Mas as atividades linguageiras, seguindo Clark (1999), têm finalidades. É, então, em referência às atividades sociais que elas tomam sentido, e não pelo simples uso da linguagem. Devemos, assim, levar em conta na análise um nível macro, o de uma atividade não linguageira, mas ao qual as atividades discursivas contribuem: debater, discutir (controvérsias), se enfrentar, estão a serviço da realização de uma atividade social: para resolver um problema, fazer avançar sua compreensão da situação, para avaliar um candidato...

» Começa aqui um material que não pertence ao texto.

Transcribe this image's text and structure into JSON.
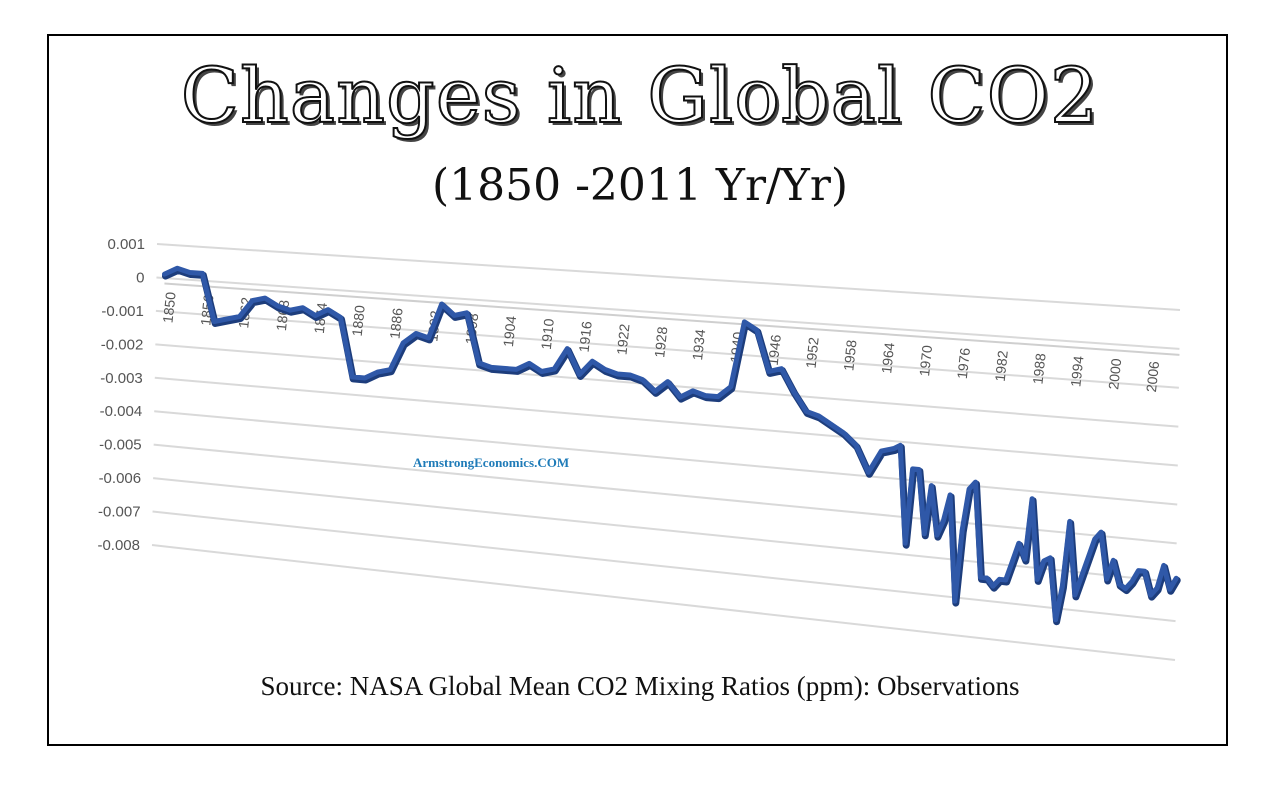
{
  "title": "Changes in Global CO2",
  "subtitle": "(1850 -2011 Yr/Yr)",
  "watermark": "ArmstrongEconomics.COM",
  "source": "Source: NASA Global Mean CO2 Mixing Ratios (ppm): Observations",
  "colors": {
    "line": "#2f58a8",
    "grid": "#d9d9d9",
    "axis_text": "#555555"
  },
  "chart_data": {
    "type": "line",
    "view": "3d-perspective",
    "title": "Changes in Global CO2",
    "subtitle": "(1850 -2011 Yr/Yr)",
    "xlabel": "",
    "ylabel": "",
    "ylim": [
      -0.008,
      0.001
    ],
    "yticks": [
      "0.001",
      "0",
      "-0.001",
      "-0.002",
      "-0.003",
      "-0.004",
      "-0.005",
      "-0.006",
      "-0.007",
      "-0.008"
    ],
    "xticks": [
      "1850",
      "1856",
      "1862",
      "1868",
      "1874",
      "1880",
      "1886",
      "1892",
      "1898",
      "1904",
      "1910",
      "1916",
      "1922",
      "1928",
      "1934",
      "1940",
      "1946",
      "1952",
      "1958",
      "1964",
      "1970",
      "1976",
      "1982",
      "1988",
      "1994",
      "2000",
      "2006"
    ],
    "grid": true,
    "legend": "none",
    "series": [
      {
        "name": "",
        "x": [
          1850,
          1852,
          1854,
          1856,
          1858,
          1860,
          1862,
          1864,
          1866,
          1868,
          1870,
          1872,
          1874,
          1876,
          1878,
          1880,
          1882,
          1884,
          1886,
          1888,
          1890,
          1892,
          1894,
          1896,
          1898,
          1900,
          1902,
          1904,
          1906,
          1908,
          1910,
          1912,
          1914,
          1916,
          1918,
          1920,
          1922,
          1924,
          1926,
          1928,
          1930,
          1932,
          1934,
          1936,
          1938,
          1940,
          1942,
          1944,
          1946,
          1948,
          1950,
          1952,
          1954,
          1956,
          1958,
          1960,
          1962,
          1964,
          1966,
          1967,
          1968,
          1969,
          1970,
          1971,
          1972,
          1973,
          1974,
          1975,
          1976,
          1977,
          1978,
          1979,
          1980,
          1981,
          1982,
          1983,
          1984,
          1985,
          1986,
          1987,
          1988,
          1989,
          1990,
          1991,
          1992,
          1993,
          1994,
          1995,
          1996,
          1997,
          1998,
          1999,
          2000,
          2001,
          2002,
          2003,
          2004,
          2005,
          2006,
          2007,
          2008,
          2009,
          2010,
          2011
        ],
        "y": [
          0.0001,
          0.0003,
          0.0002,
          0.0002,
          -0.0012,
          -0.0011,
          -0.001,
          -0.0005,
          -0.0004,
          -0.0006,
          -0.0007,
          -0.0006,
          -0.0008,
          -0.0006,
          -0.0008,
          -0.0025,
          -0.0025,
          -0.0023,
          -0.0022,
          -0.0014,
          -0.0011,
          -0.0012,
          -0.0002,
          -0.0005,
          -0.0004,
          -0.0018,
          -0.0019,
          -0.0019,
          -0.0019,
          -0.0017,
          -0.0019,
          -0.0018,
          -0.0012,
          -0.0019,
          -0.0015,
          -0.0017,
          -0.0018,
          -0.0018,
          -0.0019,
          -0.0022,
          -0.0019,
          -0.0023,
          -0.0021,
          -0.0022,
          -0.0022,
          -0.0019,
          -0.0001,
          -0.0003,
          -0.0014,
          -0.0013,
          -0.0019,
          -0.0024,
          -0.0025,
          -0.0027,
          -0.0029,
          -0.0032,
          -0.0039,
          -0.0033,
          -0.0032,
          -0.0031,
          -0.0057,
          -0.0037,
          -0.0037,
          -0.0054,
          -0.0041,
          -0.0054,
          -0.005,
          -0.0043,
          -0.0071,
          -0.0052,
          -0.0041,
          -0.0039,
          -0.0064,
          -0.0064,
          -0.0066,
          -0.0064,
          -0.0064,
          -0.0059,
          -0.0054,
          -0.0058,
          -0.0042,
          -0.0063,
          -0.0058,
          -0.0057,
          -0.0073,
          -0.0064,
          -0.0047,
          -0.0066,
          -0.0061,
          -0.0056,
          -0.0051,
          -0.0049,
          -0.0061,
          -0.0056,
          -0.0062,
          -0.0063,
          -0.0061,
          -0.0058,
          -0.0058,
          -0.0064,
          -0.0062,
          -0.0056,
          -0.0062,
          -0.0059
        ]
      }
    ]
  }
}
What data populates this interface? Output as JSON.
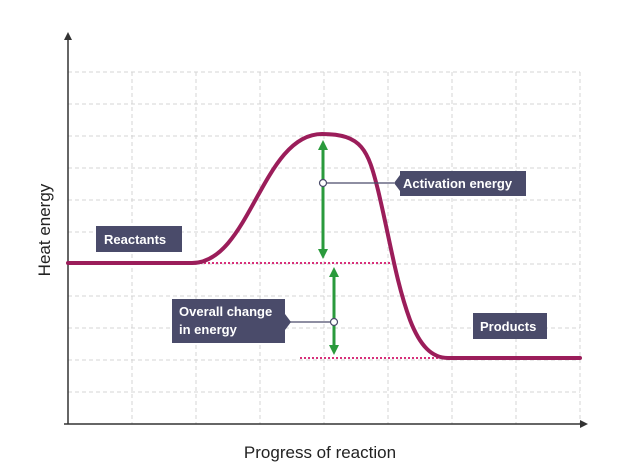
{
  "axes": {
    "x_label": "Progress of reaction",
    "y_label": "Heat energy"
  },
  "labels": {
    "reactants": "Reactants",
    "products": "Products",
    "activation_energy": "Activation energy",
    "overall_change_line1": "Overall change",
    "overall_change_line2": "in energy"
  },
  "colors": {
    "curve": "#9b1d5a",
    "arrow": "#2a9a3c",
    "dotted_reference": "#d8307a",
    "label_box": "#4a4b6a",
    "label_text": "#ffffff",
    "grid": "#d4d4d4",
    "axis": "#333333"
  }
}
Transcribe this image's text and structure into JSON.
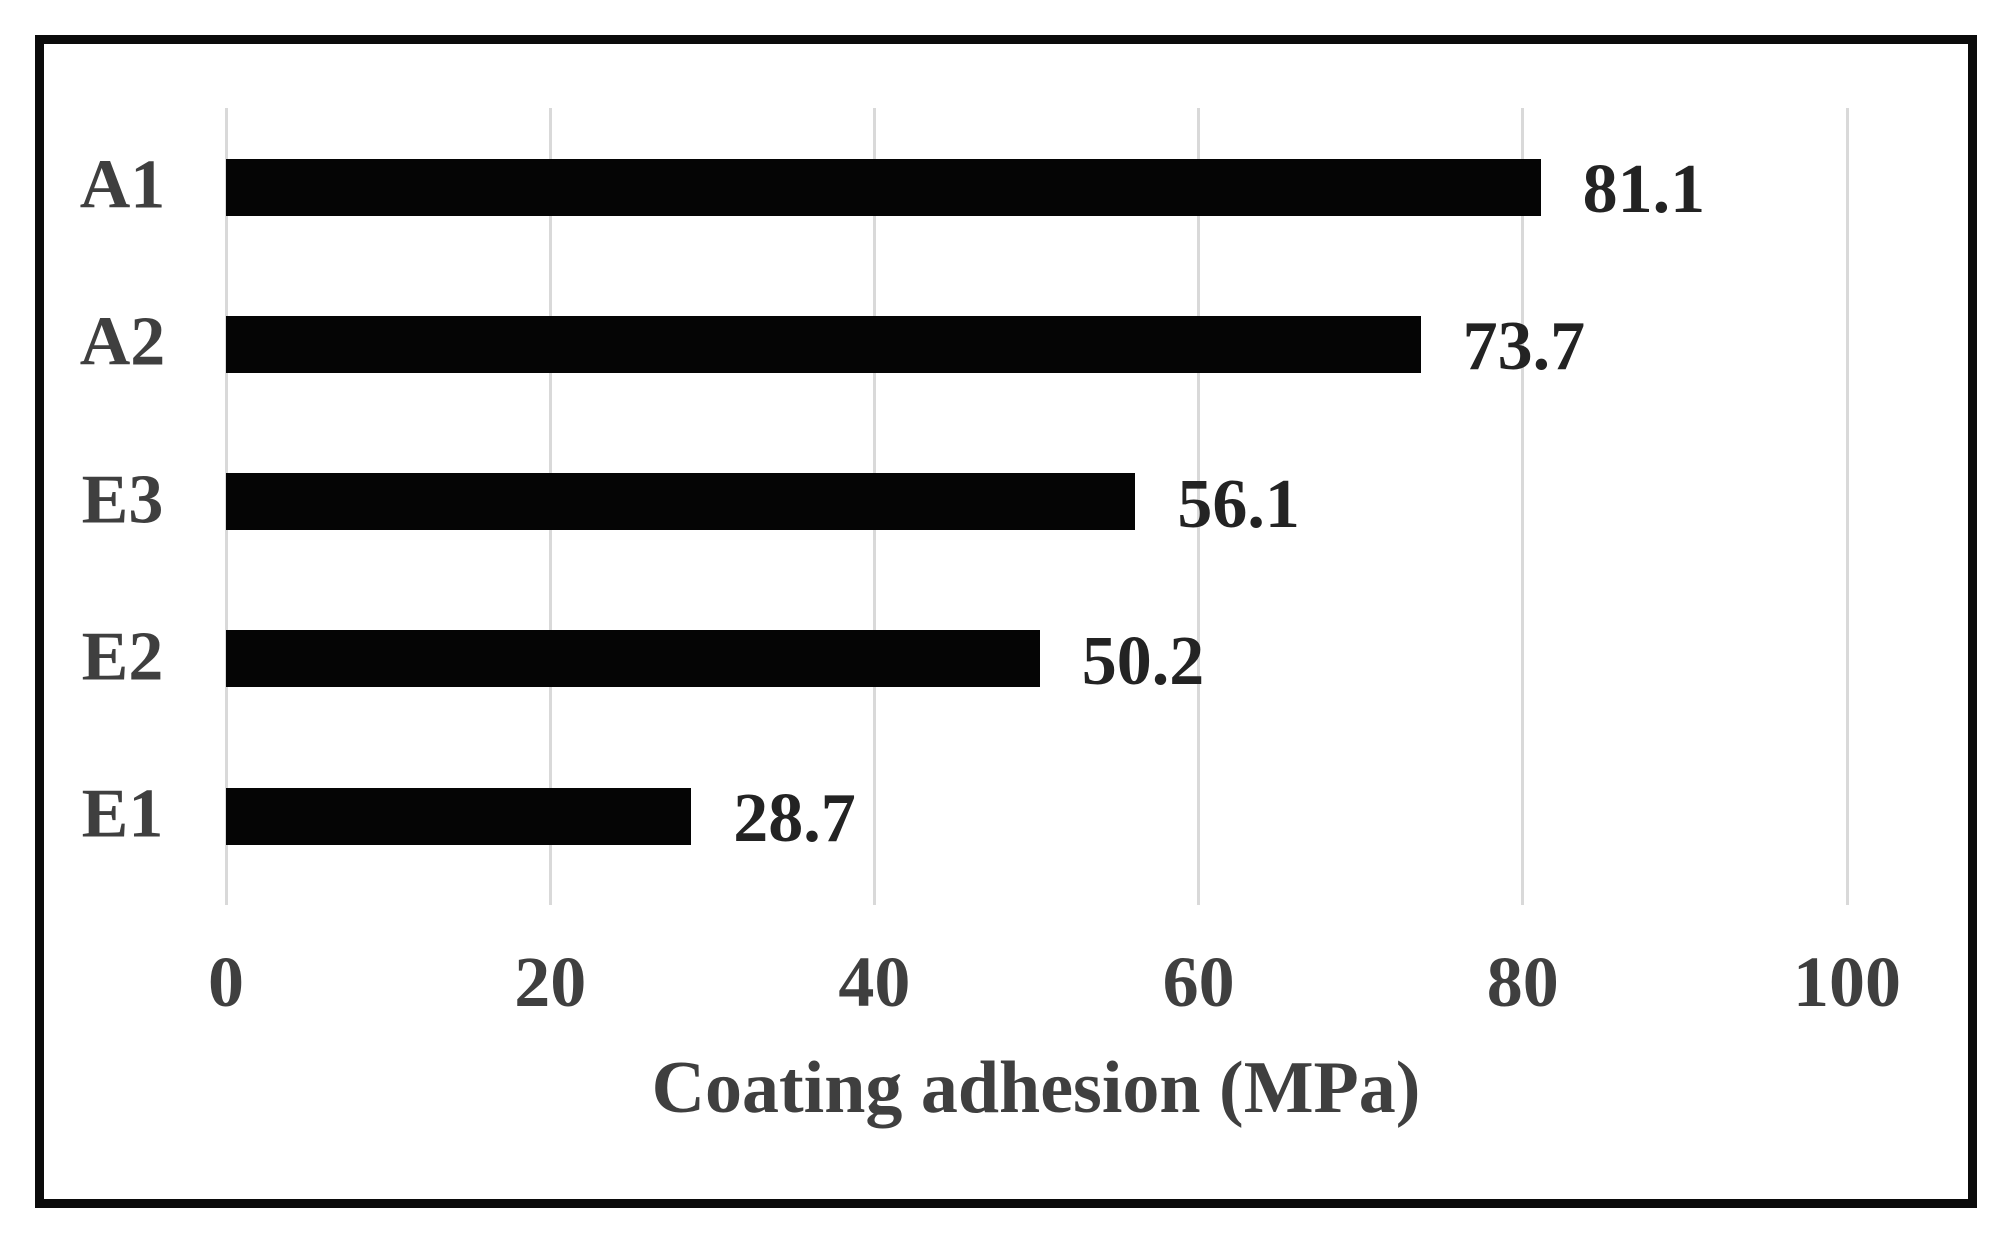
{
  "chart_data": {
    "type": "bar",
    "orientation": "horizontal",
    "title": "",
    "categories": [
      "A1",
      "A2",
      "E3",
      "E2",
      "E1"
    ],
    "values": [
      81.1,
      73.7,
      56.1,
      50.2,
      28.7
    ],
    "value_labels": [
      "81.1",
      "73.7",
      "56.1",
      "50.2",
      "28.7"
    ],
    "xlabel": "Coating adhesion (MPa)",
    "ylabel": "",
    "xticks": [
      0,
      20,
      40,
      60,
      80,
      100
    ],
    "xlim": [
      0,
      100
    ],
    "grid": "vertical-gridlines-on",
    "legend": "none",
    "bar_color": "#050505",
    "gridline_color": "#d9d9d9",
    "frame_color": "#0b0b0b",
    "axis_text_color": "#3f3f3f",
    "value_text_color": "#232323"
  }
}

Numa troca, as atividades conversacionais e discursivas dos participantes são frequentemente coordenadas e recíprocas, mas elas não são por isso idênticas (por exemplo, questionador – questionado), nem orientadas para uma atividade comum (como é o caso de um quiproquó), nem voltadas para o mesmo objeto (como no caso do mal-entendido) ou para a mesma atividade social. Por exemplo, se um juiz de instrução coloca questões com o objetivo de "chegar à verdade" em um caso, um interrogado poderá responder de modo a mascarar essa verdade. Aqui, se as trocas parecem recíprocas e coordenadas, elas não visam à realização do mesmo objetivo. É o jogo das atividades recíprocas que permitirá fazer as atividades conversacionais penderem para um ou outro dos horizontes presentes.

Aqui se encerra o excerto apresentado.